Hello Friends:
This question is somewhat related to a separate question I revived today.
I’ve been using LXC (without LXD) on Fedora Linux for years. I keep things simple. All of my containers use simple ext4 filesystem directories, like this:
/var/lib/lxc/vps00/rootfs/...
/var/lib/lxc/vps01/rootfs/...
/var/lib/lxc/vps02/rootfs/...
...
vps = virtual private server
And whenever I need to, I’ll clone a vpsXX instance using the humble cp -rp
command (with the container off, of course); then update the destination’s MAC and IP-Address.

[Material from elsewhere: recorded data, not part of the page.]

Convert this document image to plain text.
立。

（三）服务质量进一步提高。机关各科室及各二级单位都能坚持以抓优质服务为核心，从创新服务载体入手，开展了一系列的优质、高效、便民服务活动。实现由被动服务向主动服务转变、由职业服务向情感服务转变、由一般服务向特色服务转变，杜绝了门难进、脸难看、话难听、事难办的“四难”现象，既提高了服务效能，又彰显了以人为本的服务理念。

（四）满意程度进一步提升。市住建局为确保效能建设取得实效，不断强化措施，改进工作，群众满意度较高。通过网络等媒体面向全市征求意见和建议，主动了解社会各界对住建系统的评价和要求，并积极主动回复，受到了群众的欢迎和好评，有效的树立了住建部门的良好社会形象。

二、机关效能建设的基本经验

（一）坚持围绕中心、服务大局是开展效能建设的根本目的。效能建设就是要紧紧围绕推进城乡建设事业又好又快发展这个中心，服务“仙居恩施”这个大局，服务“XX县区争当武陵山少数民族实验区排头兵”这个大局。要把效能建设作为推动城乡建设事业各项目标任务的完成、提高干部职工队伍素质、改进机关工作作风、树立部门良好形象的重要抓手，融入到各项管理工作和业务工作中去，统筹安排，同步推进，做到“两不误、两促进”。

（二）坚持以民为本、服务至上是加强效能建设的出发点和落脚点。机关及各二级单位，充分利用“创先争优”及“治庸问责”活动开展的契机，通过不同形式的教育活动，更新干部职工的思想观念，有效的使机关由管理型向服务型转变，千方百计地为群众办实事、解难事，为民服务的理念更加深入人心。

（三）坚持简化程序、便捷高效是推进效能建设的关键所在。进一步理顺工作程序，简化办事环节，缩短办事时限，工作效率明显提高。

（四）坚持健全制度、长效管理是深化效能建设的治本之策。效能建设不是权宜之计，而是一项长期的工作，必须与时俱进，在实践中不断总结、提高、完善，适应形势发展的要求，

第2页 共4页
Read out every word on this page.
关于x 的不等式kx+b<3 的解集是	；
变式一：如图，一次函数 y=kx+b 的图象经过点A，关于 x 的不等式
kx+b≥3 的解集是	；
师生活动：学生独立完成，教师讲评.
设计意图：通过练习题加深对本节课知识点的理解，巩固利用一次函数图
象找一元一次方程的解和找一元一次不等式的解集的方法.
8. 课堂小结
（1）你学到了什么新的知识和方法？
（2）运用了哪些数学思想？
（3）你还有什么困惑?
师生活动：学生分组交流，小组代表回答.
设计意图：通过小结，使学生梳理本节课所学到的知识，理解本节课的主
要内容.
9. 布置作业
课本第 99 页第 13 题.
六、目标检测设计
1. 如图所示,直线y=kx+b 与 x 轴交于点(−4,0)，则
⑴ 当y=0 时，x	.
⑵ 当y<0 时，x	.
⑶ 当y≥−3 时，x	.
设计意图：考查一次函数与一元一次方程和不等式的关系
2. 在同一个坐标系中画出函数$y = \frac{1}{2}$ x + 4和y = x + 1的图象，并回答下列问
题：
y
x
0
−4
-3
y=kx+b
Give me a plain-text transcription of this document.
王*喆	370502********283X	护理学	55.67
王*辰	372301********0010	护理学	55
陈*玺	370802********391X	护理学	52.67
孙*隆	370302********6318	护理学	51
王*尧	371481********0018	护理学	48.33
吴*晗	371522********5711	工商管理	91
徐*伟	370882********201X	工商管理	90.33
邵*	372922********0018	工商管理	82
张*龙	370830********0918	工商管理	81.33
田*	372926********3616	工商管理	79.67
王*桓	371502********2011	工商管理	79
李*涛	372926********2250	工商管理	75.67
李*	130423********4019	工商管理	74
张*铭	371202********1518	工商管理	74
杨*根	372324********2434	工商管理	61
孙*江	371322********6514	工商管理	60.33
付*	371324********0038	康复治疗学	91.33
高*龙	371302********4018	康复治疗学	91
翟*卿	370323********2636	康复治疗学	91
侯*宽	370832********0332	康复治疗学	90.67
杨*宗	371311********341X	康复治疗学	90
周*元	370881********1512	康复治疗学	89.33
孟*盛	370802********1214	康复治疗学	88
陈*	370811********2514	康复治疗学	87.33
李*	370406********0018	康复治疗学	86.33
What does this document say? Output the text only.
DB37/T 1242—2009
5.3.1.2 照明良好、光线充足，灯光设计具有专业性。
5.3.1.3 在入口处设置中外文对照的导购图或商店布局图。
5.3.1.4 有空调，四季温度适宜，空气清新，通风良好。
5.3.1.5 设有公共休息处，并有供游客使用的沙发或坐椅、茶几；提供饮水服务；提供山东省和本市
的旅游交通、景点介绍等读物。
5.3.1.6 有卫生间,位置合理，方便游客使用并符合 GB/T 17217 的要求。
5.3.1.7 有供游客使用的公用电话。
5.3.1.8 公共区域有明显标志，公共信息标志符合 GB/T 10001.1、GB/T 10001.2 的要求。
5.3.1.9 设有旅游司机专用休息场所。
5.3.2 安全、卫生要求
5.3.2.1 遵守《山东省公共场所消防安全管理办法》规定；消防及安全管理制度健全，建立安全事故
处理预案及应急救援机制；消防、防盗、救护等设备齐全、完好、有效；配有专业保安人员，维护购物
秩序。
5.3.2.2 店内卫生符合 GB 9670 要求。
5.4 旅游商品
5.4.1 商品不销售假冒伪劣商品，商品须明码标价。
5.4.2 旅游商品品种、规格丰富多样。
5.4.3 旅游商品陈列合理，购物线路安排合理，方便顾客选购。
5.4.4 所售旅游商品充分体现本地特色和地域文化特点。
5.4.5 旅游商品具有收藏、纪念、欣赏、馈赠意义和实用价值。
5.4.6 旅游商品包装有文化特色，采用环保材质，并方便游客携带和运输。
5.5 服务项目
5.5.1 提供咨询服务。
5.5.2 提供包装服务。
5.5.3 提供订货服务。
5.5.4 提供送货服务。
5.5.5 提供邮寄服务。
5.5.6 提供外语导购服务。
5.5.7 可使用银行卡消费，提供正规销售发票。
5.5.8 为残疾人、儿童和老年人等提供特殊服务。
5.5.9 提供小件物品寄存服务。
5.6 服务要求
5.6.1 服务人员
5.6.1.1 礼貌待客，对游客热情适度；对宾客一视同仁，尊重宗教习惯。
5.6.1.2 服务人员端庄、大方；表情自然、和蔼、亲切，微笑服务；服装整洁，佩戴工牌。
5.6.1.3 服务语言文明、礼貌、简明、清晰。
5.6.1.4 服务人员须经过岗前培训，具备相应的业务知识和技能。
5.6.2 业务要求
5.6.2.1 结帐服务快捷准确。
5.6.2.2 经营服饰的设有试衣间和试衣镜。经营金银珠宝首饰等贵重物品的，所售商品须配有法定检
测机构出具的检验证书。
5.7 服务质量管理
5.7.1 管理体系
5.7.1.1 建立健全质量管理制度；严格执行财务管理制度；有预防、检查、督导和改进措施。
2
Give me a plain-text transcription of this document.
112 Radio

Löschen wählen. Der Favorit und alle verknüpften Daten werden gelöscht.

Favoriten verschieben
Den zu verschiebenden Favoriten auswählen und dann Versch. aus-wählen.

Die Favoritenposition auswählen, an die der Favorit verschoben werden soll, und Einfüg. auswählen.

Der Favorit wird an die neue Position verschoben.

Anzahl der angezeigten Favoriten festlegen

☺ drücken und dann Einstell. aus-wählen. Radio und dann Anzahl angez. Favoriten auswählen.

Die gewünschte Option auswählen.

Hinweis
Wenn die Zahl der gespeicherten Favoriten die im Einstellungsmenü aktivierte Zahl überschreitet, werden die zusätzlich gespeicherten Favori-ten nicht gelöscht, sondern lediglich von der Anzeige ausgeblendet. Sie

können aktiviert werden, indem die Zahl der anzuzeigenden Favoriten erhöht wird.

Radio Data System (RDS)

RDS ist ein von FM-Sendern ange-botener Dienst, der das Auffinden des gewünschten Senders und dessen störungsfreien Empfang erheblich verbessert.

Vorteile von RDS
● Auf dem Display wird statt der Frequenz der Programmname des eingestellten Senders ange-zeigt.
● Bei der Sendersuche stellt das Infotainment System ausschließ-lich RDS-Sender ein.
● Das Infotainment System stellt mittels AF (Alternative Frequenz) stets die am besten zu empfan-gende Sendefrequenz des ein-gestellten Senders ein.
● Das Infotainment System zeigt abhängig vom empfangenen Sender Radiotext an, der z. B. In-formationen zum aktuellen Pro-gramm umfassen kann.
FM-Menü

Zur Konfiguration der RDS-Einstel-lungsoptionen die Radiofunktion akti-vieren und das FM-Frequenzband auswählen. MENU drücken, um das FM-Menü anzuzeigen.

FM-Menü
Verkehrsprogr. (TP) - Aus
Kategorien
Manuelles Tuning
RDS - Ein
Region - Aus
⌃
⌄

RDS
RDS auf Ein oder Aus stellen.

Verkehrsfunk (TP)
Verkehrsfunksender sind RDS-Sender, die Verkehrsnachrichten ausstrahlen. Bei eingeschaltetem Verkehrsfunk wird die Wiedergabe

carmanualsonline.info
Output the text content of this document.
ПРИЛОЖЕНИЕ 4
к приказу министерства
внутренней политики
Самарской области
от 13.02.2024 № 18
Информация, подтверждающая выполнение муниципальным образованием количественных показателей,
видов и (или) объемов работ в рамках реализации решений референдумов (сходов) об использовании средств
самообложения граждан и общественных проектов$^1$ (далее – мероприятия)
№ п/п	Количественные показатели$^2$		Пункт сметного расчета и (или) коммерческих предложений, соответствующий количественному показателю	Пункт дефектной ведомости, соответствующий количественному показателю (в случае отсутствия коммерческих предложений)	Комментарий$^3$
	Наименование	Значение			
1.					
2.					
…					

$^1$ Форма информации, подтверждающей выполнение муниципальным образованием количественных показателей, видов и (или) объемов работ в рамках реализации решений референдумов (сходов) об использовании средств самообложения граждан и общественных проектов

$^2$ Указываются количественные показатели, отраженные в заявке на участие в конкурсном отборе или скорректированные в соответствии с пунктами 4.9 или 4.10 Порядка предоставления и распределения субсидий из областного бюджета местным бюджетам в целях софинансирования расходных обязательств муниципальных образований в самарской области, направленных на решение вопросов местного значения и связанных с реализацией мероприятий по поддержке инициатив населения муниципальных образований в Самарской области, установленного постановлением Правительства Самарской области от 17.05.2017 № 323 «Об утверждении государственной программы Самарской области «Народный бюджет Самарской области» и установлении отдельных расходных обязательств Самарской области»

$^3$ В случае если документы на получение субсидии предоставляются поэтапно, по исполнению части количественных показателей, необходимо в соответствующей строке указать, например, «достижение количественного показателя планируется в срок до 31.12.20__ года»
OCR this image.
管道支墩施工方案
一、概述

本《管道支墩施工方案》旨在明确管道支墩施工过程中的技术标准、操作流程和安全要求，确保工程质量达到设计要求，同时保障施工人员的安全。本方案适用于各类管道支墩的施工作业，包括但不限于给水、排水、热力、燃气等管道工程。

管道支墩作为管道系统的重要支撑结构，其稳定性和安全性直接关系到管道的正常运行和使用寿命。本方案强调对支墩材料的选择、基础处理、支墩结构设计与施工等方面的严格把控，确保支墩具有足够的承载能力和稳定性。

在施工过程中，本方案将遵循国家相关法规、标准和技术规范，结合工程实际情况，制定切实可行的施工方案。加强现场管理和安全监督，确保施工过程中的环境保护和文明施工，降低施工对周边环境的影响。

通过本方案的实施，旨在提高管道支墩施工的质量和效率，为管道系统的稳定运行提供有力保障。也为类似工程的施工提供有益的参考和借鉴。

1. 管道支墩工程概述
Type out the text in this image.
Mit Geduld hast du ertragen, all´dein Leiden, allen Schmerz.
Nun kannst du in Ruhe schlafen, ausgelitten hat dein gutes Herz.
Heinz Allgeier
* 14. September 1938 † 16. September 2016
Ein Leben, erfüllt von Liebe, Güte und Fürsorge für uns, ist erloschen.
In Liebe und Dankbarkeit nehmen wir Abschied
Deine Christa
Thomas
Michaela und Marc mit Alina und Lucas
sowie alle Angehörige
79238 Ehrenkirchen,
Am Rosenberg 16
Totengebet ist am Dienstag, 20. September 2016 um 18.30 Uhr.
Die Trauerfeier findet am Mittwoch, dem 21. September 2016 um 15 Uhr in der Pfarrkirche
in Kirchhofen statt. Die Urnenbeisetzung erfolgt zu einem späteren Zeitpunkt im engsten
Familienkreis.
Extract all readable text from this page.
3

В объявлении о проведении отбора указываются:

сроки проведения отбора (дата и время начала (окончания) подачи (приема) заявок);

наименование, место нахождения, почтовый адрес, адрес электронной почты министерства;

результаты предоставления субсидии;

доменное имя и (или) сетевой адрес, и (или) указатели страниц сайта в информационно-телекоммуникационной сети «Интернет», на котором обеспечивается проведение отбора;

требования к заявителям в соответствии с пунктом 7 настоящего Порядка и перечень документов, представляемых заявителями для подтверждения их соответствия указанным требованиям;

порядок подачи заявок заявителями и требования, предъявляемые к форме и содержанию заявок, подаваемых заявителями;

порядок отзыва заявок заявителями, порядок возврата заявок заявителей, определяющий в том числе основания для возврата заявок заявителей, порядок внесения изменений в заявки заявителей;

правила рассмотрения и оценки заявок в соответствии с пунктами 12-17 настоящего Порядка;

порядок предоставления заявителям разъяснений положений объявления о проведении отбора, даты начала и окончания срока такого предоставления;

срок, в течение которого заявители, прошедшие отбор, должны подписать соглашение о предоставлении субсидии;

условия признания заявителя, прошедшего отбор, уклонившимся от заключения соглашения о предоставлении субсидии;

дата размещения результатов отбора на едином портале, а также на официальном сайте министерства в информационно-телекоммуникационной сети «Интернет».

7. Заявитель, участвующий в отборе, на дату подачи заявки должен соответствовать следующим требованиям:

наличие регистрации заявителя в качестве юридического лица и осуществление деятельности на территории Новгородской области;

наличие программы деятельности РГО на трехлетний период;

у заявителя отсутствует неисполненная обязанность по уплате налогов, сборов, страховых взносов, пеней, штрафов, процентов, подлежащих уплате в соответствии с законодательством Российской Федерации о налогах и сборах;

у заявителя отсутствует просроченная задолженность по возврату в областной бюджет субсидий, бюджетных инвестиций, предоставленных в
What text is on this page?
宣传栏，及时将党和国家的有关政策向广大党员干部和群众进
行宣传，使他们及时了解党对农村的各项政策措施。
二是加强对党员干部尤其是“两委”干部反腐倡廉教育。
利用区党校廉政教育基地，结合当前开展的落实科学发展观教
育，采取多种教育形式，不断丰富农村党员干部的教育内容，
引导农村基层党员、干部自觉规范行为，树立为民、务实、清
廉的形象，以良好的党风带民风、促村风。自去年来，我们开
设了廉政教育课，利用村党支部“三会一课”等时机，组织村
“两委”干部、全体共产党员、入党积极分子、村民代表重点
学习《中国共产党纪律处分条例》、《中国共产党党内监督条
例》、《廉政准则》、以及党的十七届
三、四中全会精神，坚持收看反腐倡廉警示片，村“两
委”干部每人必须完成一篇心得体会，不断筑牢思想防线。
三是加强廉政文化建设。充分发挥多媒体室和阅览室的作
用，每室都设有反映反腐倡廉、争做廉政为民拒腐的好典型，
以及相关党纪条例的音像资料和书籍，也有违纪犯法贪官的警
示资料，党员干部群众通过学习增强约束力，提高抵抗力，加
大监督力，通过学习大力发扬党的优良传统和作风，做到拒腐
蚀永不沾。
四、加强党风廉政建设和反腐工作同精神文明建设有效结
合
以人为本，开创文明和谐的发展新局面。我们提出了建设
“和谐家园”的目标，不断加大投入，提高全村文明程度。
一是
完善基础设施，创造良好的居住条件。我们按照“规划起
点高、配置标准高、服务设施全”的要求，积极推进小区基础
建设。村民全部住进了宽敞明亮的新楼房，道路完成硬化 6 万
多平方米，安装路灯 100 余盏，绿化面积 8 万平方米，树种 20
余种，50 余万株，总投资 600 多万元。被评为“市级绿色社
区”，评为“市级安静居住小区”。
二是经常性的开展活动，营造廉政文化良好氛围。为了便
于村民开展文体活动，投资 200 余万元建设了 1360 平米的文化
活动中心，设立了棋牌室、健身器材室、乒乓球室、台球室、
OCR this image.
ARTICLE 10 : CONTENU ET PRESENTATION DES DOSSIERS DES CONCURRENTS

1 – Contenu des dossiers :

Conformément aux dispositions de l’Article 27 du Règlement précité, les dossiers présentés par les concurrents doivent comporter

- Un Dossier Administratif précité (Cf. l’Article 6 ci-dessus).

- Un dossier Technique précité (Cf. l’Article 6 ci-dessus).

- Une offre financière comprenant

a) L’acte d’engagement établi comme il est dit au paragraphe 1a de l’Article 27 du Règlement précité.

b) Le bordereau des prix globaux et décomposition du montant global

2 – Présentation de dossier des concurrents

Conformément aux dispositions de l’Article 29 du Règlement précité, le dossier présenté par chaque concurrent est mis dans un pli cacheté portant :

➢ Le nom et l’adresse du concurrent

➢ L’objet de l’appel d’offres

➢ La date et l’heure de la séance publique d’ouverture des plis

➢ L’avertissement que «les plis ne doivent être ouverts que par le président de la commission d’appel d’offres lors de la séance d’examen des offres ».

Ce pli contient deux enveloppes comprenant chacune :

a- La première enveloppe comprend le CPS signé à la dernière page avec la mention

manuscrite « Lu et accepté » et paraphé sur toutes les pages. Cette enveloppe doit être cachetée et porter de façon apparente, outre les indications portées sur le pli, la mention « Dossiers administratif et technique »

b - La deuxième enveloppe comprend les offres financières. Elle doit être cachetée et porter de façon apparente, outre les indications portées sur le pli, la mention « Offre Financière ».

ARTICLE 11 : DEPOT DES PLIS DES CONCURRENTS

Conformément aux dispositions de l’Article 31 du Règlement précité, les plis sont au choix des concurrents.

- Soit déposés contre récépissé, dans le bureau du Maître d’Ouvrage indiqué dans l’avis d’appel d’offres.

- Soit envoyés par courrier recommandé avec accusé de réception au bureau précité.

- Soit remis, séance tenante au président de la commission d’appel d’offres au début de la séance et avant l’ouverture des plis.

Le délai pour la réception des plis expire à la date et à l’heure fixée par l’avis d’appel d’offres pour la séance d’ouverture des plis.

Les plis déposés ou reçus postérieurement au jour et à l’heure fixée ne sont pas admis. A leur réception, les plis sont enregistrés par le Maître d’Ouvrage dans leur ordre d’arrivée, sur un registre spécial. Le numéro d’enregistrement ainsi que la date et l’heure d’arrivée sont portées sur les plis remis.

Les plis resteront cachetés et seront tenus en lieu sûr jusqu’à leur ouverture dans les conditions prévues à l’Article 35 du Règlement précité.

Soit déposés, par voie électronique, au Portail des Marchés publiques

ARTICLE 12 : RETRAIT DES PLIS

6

Although I prefer remaining with my straight LXC strategy (i.e. using the /usr/bin/lxc-xxx
CLI approach), I’m looking into LXD today because I upgraded my Bare-Metal O/S from Fedora-30 to Fedora-32, and now my vpsXX LXC’s won’t start. This happens every once in a while.
Sigh!
It’s likely a conflict with the LXC config
file and something that changed with Fedora-32, though I can’t seem to figure out the issue.
Now I don’t need fancy image cloning or snapshotting (it’s all on the same SSD H/W RAID-0 Stripe anyway). Given that I like keeping things simple, transparent and not over-engineered (which I get with LXC), are there things that LXD would offer me that I should consider? For example, performance when several containers are running simultaneously? (Just an example).
PS: I may have no choice if I can’t figure out how to get my LXC containers running again on Fedora-32 (which were running perfectly fine right before the upgrade from Fedora-30). Any help with ideas on that problem would be welcome, too.
Thank you in advance for you inputs! Sorry for the long question.